The app essentially works like a regular notepad, meaning you can type your own notes during the meeting. Granola, however, breaks down who is in the meeting, their roles, and what the meeting is about — like a sales call, a job interview, or an investor pitch, for example. When the meeting is over, Granola augments your notes with more information, linking to the transcript as it fleshes it out. If you make typos or forget to capitalize things, Granola will handle that during cleanup as well.


For example, if someone says during the meeting that the budget for a project is 10k, you can just write “10k” in your notes. When Granola returns, she will expand it to include more information, such as “Photo budget can reach 10K”.

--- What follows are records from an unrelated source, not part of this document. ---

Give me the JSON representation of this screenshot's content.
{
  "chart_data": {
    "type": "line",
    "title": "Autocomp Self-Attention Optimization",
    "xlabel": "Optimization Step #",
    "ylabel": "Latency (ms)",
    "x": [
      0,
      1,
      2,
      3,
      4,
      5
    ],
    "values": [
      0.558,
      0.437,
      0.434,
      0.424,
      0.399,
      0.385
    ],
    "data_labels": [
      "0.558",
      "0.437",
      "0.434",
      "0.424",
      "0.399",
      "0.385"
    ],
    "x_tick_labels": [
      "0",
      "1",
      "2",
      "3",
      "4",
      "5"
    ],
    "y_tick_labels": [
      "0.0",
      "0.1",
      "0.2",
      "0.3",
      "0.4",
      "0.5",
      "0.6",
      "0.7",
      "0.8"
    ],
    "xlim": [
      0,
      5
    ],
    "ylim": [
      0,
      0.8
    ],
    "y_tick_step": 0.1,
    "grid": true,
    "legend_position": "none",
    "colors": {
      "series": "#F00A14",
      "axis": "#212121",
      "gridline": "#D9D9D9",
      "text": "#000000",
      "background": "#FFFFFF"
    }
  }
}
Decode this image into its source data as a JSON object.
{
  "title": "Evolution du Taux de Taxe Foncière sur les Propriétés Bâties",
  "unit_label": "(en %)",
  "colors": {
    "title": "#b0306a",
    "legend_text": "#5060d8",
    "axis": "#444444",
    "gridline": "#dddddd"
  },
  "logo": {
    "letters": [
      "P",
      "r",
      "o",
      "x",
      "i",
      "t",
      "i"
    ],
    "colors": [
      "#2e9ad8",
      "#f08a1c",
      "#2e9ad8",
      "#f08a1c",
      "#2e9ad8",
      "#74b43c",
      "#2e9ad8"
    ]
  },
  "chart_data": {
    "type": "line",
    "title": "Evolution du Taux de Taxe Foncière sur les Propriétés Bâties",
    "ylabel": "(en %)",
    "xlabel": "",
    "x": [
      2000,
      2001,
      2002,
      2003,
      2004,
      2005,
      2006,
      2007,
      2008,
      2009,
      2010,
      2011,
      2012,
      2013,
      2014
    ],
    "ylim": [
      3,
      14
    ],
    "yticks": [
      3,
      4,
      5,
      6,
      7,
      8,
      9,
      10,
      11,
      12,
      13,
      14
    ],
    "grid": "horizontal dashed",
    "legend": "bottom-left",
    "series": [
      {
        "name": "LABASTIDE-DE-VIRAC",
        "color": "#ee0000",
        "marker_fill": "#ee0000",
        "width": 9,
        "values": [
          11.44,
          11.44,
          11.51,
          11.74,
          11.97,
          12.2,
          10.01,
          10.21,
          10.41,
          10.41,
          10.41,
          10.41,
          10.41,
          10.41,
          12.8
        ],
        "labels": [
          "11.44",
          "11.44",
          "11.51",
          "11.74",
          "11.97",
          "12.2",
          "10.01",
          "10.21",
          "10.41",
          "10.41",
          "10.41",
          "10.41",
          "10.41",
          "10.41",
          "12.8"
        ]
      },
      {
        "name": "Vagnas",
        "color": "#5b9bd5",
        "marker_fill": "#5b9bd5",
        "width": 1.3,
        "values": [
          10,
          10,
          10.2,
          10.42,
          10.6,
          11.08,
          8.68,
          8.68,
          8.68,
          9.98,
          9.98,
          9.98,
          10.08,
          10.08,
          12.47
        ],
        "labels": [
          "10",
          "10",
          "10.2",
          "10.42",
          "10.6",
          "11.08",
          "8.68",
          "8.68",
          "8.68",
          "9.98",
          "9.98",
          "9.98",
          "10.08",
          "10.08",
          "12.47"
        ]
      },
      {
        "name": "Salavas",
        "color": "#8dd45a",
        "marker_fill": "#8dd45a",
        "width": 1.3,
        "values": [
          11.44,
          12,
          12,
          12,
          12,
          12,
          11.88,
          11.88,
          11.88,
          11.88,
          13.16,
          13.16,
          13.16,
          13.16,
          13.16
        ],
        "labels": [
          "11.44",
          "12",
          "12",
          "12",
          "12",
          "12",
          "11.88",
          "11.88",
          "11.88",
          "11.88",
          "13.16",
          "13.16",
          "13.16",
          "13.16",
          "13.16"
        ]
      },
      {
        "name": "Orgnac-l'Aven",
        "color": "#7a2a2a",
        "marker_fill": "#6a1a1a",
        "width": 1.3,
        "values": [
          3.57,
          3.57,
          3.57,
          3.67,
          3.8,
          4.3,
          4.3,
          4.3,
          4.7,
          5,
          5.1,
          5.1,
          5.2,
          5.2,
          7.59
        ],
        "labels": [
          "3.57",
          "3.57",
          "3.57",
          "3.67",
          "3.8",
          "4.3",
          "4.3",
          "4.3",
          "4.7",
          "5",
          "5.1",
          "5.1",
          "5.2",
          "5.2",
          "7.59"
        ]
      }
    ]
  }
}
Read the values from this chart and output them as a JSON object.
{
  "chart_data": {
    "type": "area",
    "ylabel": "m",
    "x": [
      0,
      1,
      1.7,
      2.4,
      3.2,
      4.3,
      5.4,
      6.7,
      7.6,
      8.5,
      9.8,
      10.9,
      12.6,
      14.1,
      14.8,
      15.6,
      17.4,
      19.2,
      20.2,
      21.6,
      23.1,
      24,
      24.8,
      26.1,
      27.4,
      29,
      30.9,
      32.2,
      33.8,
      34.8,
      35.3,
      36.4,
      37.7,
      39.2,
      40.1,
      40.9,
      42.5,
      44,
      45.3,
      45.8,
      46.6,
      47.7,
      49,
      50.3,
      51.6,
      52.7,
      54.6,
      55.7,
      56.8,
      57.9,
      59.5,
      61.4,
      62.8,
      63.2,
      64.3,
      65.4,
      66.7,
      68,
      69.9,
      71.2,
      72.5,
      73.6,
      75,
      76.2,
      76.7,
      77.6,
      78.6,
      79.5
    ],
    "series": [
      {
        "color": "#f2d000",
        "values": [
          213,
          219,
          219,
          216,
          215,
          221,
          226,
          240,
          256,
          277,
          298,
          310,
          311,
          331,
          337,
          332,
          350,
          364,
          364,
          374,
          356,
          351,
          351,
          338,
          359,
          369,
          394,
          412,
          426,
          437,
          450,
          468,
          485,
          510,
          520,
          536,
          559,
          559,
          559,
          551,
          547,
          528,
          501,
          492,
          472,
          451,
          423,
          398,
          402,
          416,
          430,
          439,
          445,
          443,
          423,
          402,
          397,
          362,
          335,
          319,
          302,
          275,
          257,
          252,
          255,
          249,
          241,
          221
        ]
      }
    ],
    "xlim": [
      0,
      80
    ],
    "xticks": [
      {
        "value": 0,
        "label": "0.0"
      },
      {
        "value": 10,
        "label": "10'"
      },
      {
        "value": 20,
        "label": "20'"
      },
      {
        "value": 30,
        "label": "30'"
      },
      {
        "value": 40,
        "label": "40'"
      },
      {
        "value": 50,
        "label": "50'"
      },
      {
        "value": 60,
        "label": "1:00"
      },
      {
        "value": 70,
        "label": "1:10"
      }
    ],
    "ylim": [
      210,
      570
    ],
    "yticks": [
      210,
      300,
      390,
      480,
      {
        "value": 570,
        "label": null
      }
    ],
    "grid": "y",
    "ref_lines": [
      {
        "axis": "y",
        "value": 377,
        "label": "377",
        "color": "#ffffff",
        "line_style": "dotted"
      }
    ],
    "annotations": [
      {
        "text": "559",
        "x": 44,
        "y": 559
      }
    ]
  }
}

Granola’s notes are linked to the transcript summary so you can check them for accuracy or simply quote what was said in full. AI notes are also written in gray to differentiate them from your own notes, in black.
The app uses Open-AI’s GPT-4o, which means you can also interact with it just like ChatGPT.
Pedregal believes Granola is an improvement over other meeting transcription tools because it doesn’t just summarize the meeting through AI: It lets you write your own notes and even collaborate with the AI. You can use Markdown formatting to guide the AI by typing in headings preceded by a pound sign, for example, and it will know to add bullet points that refer to that topic underneath.
“We currently outsource much of our thinking to LLMs, such as ChatGPt. And we have very little control over that,” Pedregal said. “You ask ChatGPT to write an email for you and it will write it and it’s magic. But then, if you manage to write an email that you would actually send… it is extremely difficult. It’s almost more trouble than it’s worth. I think that’s the big question right now: How do you design AI so that you’re still in control? Are you still using your judgment, but is it helping you do your best?”


Fueling Granola’s launch is a $4.25 million funding round that closed last year and was led by Speed of light. Other investors include; Betaworks, Capital of the first moment, Otherwise, Unusual and the angels like Mike Krieger, Soleil, Hunter Walk, David Lieb, Mike Haddock, Gabor Cselle and Andrew Parker.
Longer term, Pedregal says the team would like to expand beyond meetings to whatever next steps they might include, such as writing a memo, filing a bug report, planning a follow-up, and more.
Granola is free with us for the first 25 sessions, and then it’s a reasonable $10 per month. Over time, the startup aims to generate additional revenue by rolling out a team or company plan where pricing can be customized. The app is free for download on macOS.